I have been trying to figure out how I first got entangled with the great group of artists from SCIBASE. I think that Louise Atkinson may at the bottom of it all, I am fairly certain that she forwarded a call for work from the Basement Arts Project to me. I am quite certain that my proposal for that show wasn’t accepted, but I ended up on their email list and when the call for work for SUPERMARKET went out I was really anxious to be included. The rest as they say is history. They accepted my proposal and I was able to meet up with them in Stockholm.

This was really the beginning of the strange mental journey I have been on since. I realized while I was at SUPERMARKET that I was quite content with the nature of my practice. I had really struggled after being accepted with the distinct possibility that I was not hip enough for an independent event of this kind. (and really I wasn’t!) I have said many times on this blog that I am maker, my hands need to be busy, I like the sense of gratification and accomplishment I get from producing a finely crafted thing. I enjoy the slow rhythm and repetition of my time in the studio. I am that creature. So while being in Stockholm certainly generated plenty of social anxiety, I really am not good with new people, it also generated a sense of well being that was new. I felt that there were some people who did get was I was doing and that seemed to be enough. I am not cutting edge, but I am OK with being a quieter, middle-aged, suburban sort of message bringer.

Then after spending time with the amazing group of NYFA MARK artists I realized another subtle internal shift was happening. I was really beginning to believe that I WAS an artist. It is really hard to explain what changed, or how my thoughts changed, but something has shifted. I find myself able to relax into the work, to be freer and more playful. Setting goals has allowed me to let go of something tight that was really jamming me up and I can already see the results in the studio and in my professional life. I am still not good with people but I find myself trying to be more open and especially more receptive to help.

And so today I had my first studio visit with a curator. I was able to carry on a fairly intelligent conversation about my work, and to get some valuable feedback about new projects. Just a few months ago I would not have even dared to invite a curator in, I didn’t believe I had anything worth seeing or sharing with a professional like that. I was making judgments about my work I should have been letting others make for themselves. Today I can say I do feel like a REAL artist.
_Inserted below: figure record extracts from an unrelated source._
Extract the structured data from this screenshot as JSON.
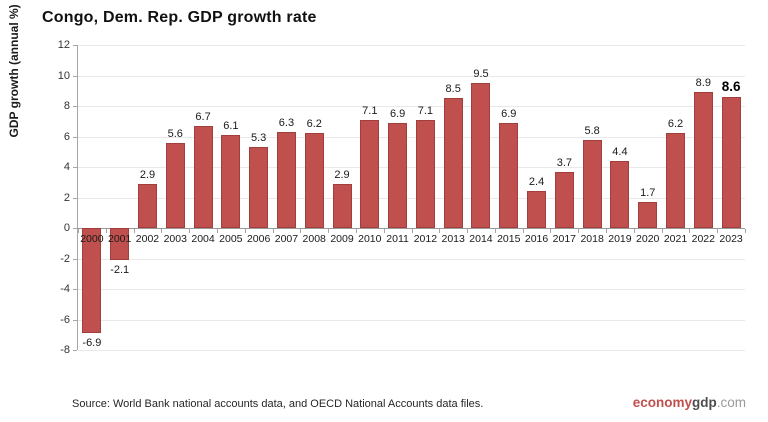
{
  "title": "Congo, Dem. Rep. GDP growth rate",
  "chart_data": {
    "type": "bar",
    "title": "Congo, Dem. Rep. GDP growth rate",
    "xlabel": "",
    "ylabel": "GDP growth (annual %)",
    "ylim": [
      -8,
      12
    ],
    "ytick_step": 2,
    "grid": true,
    "legend": "none",
    "bar_color": "#c0504d",
    "bar_border_color": "#a03f3d",
    "categories": [
      "2000",
      "2001",
      "2002",
      "2003",
      "2004",
      "2005",
      "2006",
      "2007",
      "2008",
      "2009",
      "2010",
      "2011",
      "2012",
      "2013",
      "2014",
      "2015",
      "2016",
      "2017",
      "2018",
      "2019",
      "2020",
      "2021",
      "2022",
      "2023"
    ],
    "values": [
      -6.9,
      -2.1,
      2.9,
      5.6,
      6.7,
      6.1,
      5.3,
      6.3,
      6.2,
      2.9,
      7.1,
      6.9,
      7.1,
      8.5,
      9.5,
      6.9,
      2.4,
      3.7,
      5.8,
      4.4,
      1.7,
      6.2,
      8.9,
      8.6
    ],
    "data_labels": [
      "-6.9",
      "-2.1",
      "2.9",
      "5.6",
      "6.7",
      "6.1",
      "5.3",
      "6.3",
      "6.2",
      "2.9",
      "7.1",
      "6.9",
      "7.1",
      "8.5",
      "9.5",
      "6.9",
      "2.4",
      "3.7",
      "5.8",
      "4.4",
      "1.7",
      "6.2",
      "8.9",
      "8.6"
    ],
    "highlighted_label_index": 23
  },
  "footer": {
    "source": "Source:  World Bank national accounts data, and OECD National Accounts data files.",
    "logo": {
      "part1": "economy",
      "part2": "gdp",
      "part3": ".com",
      "color1": "#c0504d",
      "color2": "#4d4d4d",
      "color3": "#9a9a9a"
    }
  }
}
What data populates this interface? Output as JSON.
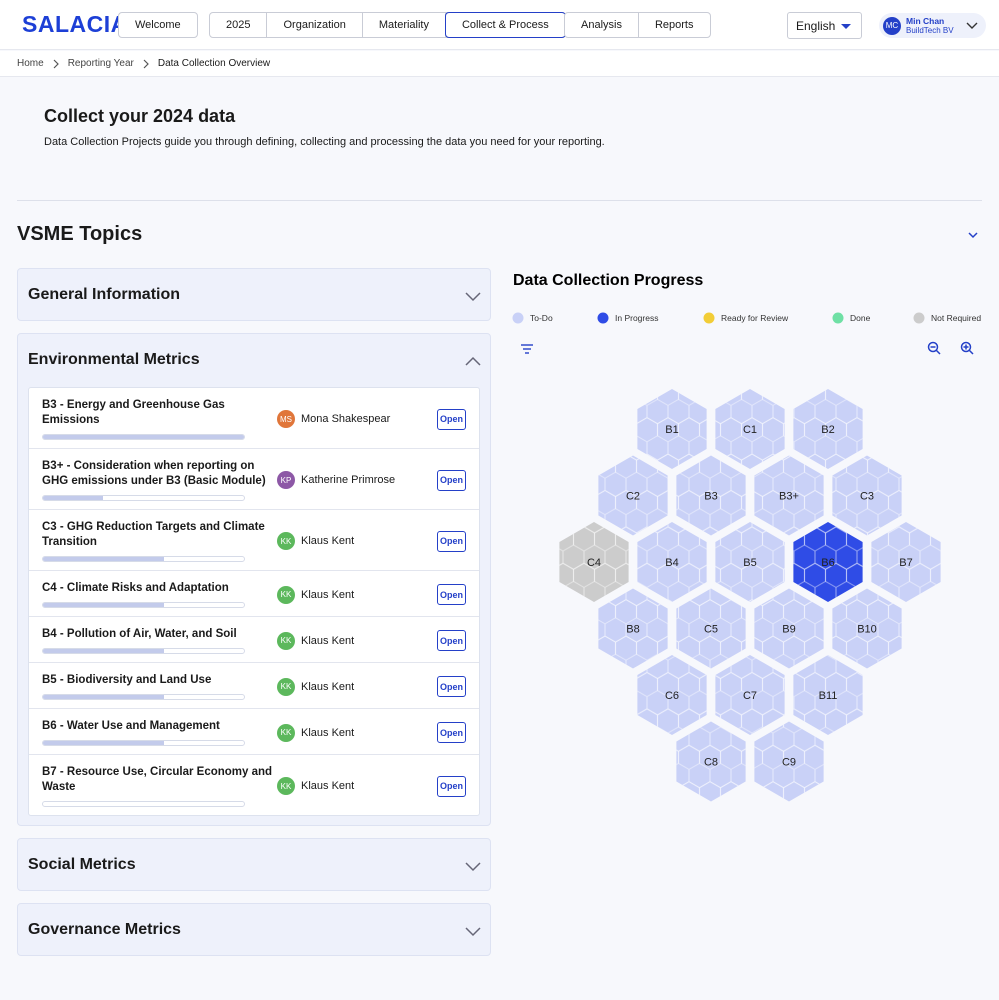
{
  "header": {
    "logo": "SALACIA",
    "nav": [
      [
        {
          "label": "Welcome"
        }
      ],
      [
        {
          "label": "2025"
        },
        {
          "label": "Organization"
        },
        {
          "label": "Materiality"
        },
        {
          "label": "Collect & Process",
          "active": true
        }
      ],
      [
        {
          "label": "Analysis"
        },
        {
          "label": "Reports"
        }
      ]
    ],
    "language": "English",
    "user": {
      "initials": "MC",
      "name": "Min Chan",
      "company": "BuildTech BV"
    }
  },
  "breadcrumb": [
    "Home",
    "Reporting Year",
    "Data Collection Overview"
  ],
  "intro": {
    "title": "Collect your 2024 data",
    "description": "Data Collection Projects guide you through defining, collecting and processing the data you need for your reporting."
  },
  "topics": {
    "title": "VSME Topics",
    "sections": [
      {
        "title": "General Information",
        "expanded": false
      },
      {
        "title": "Environmental Metrics",
        "expanded": true,
        "items": [
          {
            "title": "B3 - Energy and Greenhouse Gas Emissions",
            "assignee": {
              "initials": "MS",
              "name": "Mona Shakespear",
              "color": "#e0763a"
            },
            "progress": 100,
            "action": "Open"
          },
          {
            "title": "B3+ - Consideration when reporting on GHG emissions under B3 (Basic Module)",
            "assignee": {
              "initials": "KP",
              "name": "Katherine Primrose",
              "color": "#8d58a6"
            },
            "progress": 30,
            "action": "Open"
          },
          {
            "title": "C3 - GHG Reduction Targets and Climate Transition",
            "assignee": {
              "initials": "KK",
              "name": "Klaus Kent",
              "color": "#5cb85c"
            },
            "progress": 60,
            "action": "Open"
          },
          {
            "title": "C4 - Climate Risks and Adaptation",
            "assignee": {
              "initials": "KK",
              "name": "Klaus Kent",
              "color": "#5cb85c"
            },
            "progress": 60,
            "action": "Open"
          },
          {
            "title": "B4 - Pollution of Air, Water, and Soil",
            "assignee": {
              "initials": "KK",
              "name": "Klaus Kent",
              "color": "#5cb85c"
            },
            "progress": 60,
            "action": "Open"
          },
          {
            "title": "B5 - Biodiversity and Land Use",
            "assignee": {
              "initials": "KK",
              "name": "Klaus Kent",
              "color": "#5cb85c"
            },
            "progress": 60,
            "action": "Open"
          },
          {
            "title": "B6 - Water Use and Management",
            "assignee": {
              "initials": "KK",
              "name": "Klaus Kent",
              "color": "#5cb85c"
            },
            "progress": 60,
            "action": "Open"
          },
          {
            "title": "B7 - Resource Use, Circular Economy and Waste",
            "assignee": {
              "initials": "KK",
              "name": "Klaus Kent",
              "color": "#5cb85c"
            },
            "progress": 0,
            "action": "Open"
          }
        ]
      },
      {
        "title": "Social Metrics",
        "expanded": false
      },
      {
        "title": "Governance Metrics",
        "expanded": false
      }
    ]
  },
  "progress": {
    "title": "Data Collection Progress",
    "legend": [
      {
        "label": "To-Do",
        "color": "#c9d1f7"
      },
      {
        "label": "In Progress",
        "color": "#2f4ce6"
      },
      {
        "label": "Ready for Review",
        "color": "#f2cd37"
      },
      {
        "label": "Done",
        "color": "#6fe0a5"
      },
      {
        "label": "Not Required",
        "color": "#cccccc"
      }
    ],
    "cells": [
      {
        "label": "B1",
        "status": "To-Do"
      },
      {
        "label": "C1",
        "status": "To-Do"
      },
      {
        "label": "B2",
        "status": "To-Do"
      },
      {
        "label": "C2",
        "status": "To-Do"
      },
      {
        "label": "B3",
        "status": "To-Do"
      },
      {
        "label": "B3+",
        "status": "To-Do"
      },
      {
        "label": "C3",
        "status": "To-Do"
      },
      {
        "label": "C4",
        "status": "Not Required"
      },
      {
        "label": "B4",
        "status": "To-Do"
      },
      {
        "label": "B5",
        "status": "To-Do"
      },
      {
        "label": "B6",
        "status": "In Progress"
      },
      {
        "label": "B7",
        "status": "To-Do"
      },
      {
        "label": "B8",
        "status": "To-Do"
      },
      {
        "label": "C5",
        "status": "To-Do"
      },
      {
        "label": "B9",
        "status": "To-Do"
      },
      {
        "label": "B10",
        "status": "To-Do"
      },
      {
        "label": "C6",
        "status": "To-Do"
      },
      {
        "label": "C7",
        "status": "To-Do"
      },
      {
        "label": "B11",
        "status": "To-Do"
      },
      {
        "label": "C8",
        "status": "To-Do"
      },
      {
        "label": "C9",
        "status": "To-Do"
      }
    ]
  }
}
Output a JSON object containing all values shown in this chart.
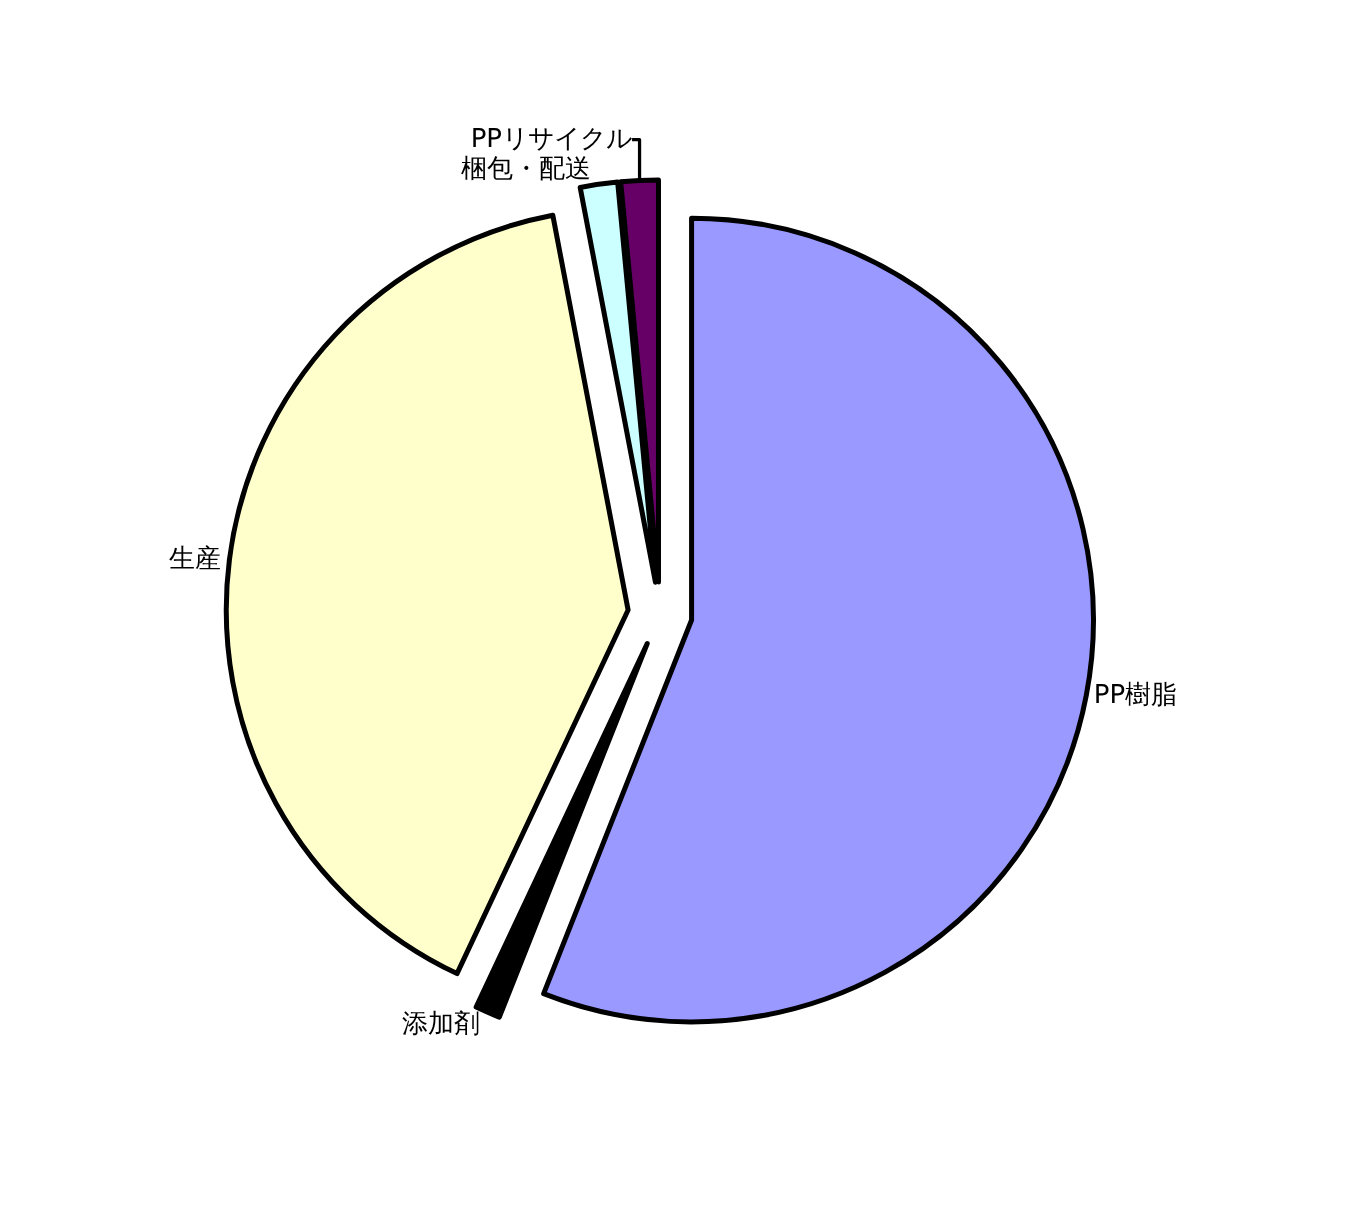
{
  "chart_data": {
    "type": "pie",
    "categories": [
      "PP樹脂",
      "添加剤",
      "生産",
      "梱包・配送",
      "PPリサイクル"
    ],
    "values": [
      56,
      1,
      40,
      1.5,
      1.5
    ],
    "colors": [
      "#9999ff",
      "#000000",
      "#ffffcc",
      "#ccffff",
      "#660066"
    ],
    "legend": false
  }
}
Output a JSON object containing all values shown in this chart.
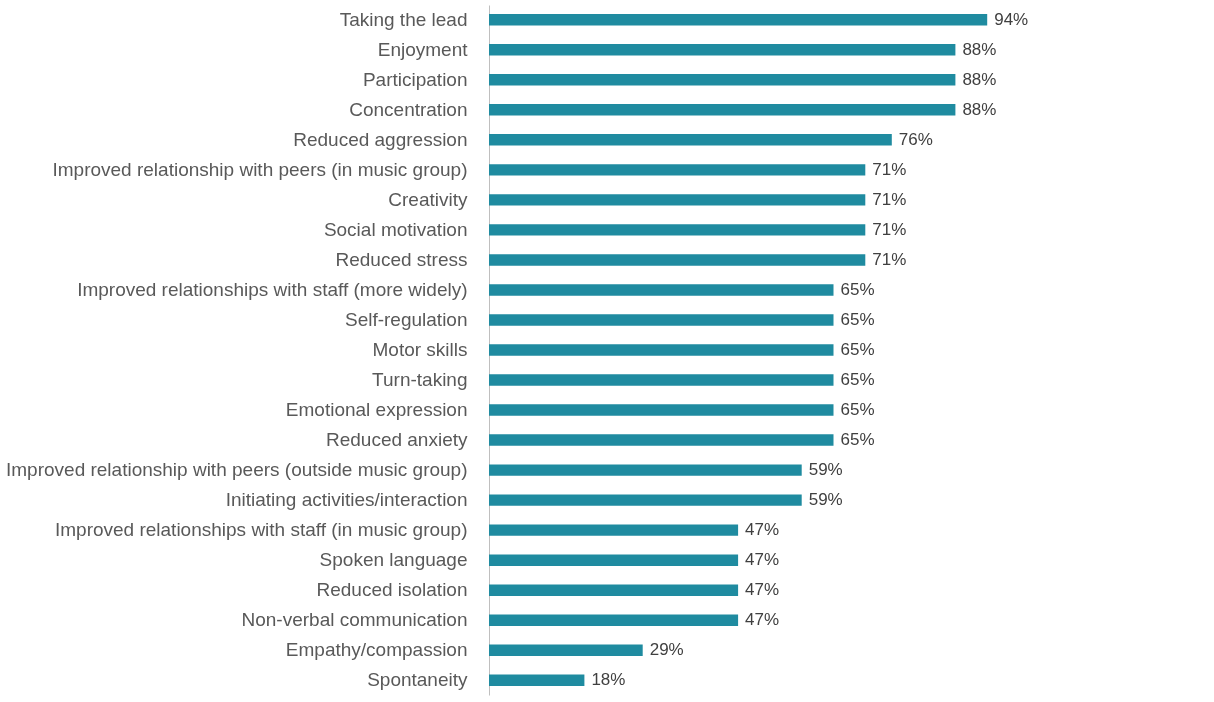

And so, back to Bruce and Wendy and all the others, the artists of SCIBASE who gave me an unexpected boost. People in the art world talk all the time about lack, about fear and competition. This year I have been shown that it can just as easily be about collaboration, shared opportunity and abundance. A group of artists who only knew me through email and proposals welcomed me in, they took my very un-hip, perhaps embarrassingly earnest self consciousness and gently nudged me to a better place.They shared an experience, a space, even dinner!

I am excited to be showing with them again this coming month. My work is already on its way to Liverpool for the Independents Biennial. I finally wised up and created a print project that could be printed in England – so no expensive shipping and the work is designed to be taken away, so no return shipping either! The work I am sending is quite different, it is not precious, it is not finely crafted. It is a response to the absolutely ridiculous provocation of the political conversation in America over the past few months. It reflects the show’s title “inhospitable”, and how inhospitable to women the dialogue has become. I will wait until the show opens to post images.

I want to thank all the other artists in the collaborative who are doing the donkey work of installation and invigilation so that my work will be seen. I really, really wish I was coming to Liverpool to see you all again. And I want to thank all of you, my blog friends for supporting me too.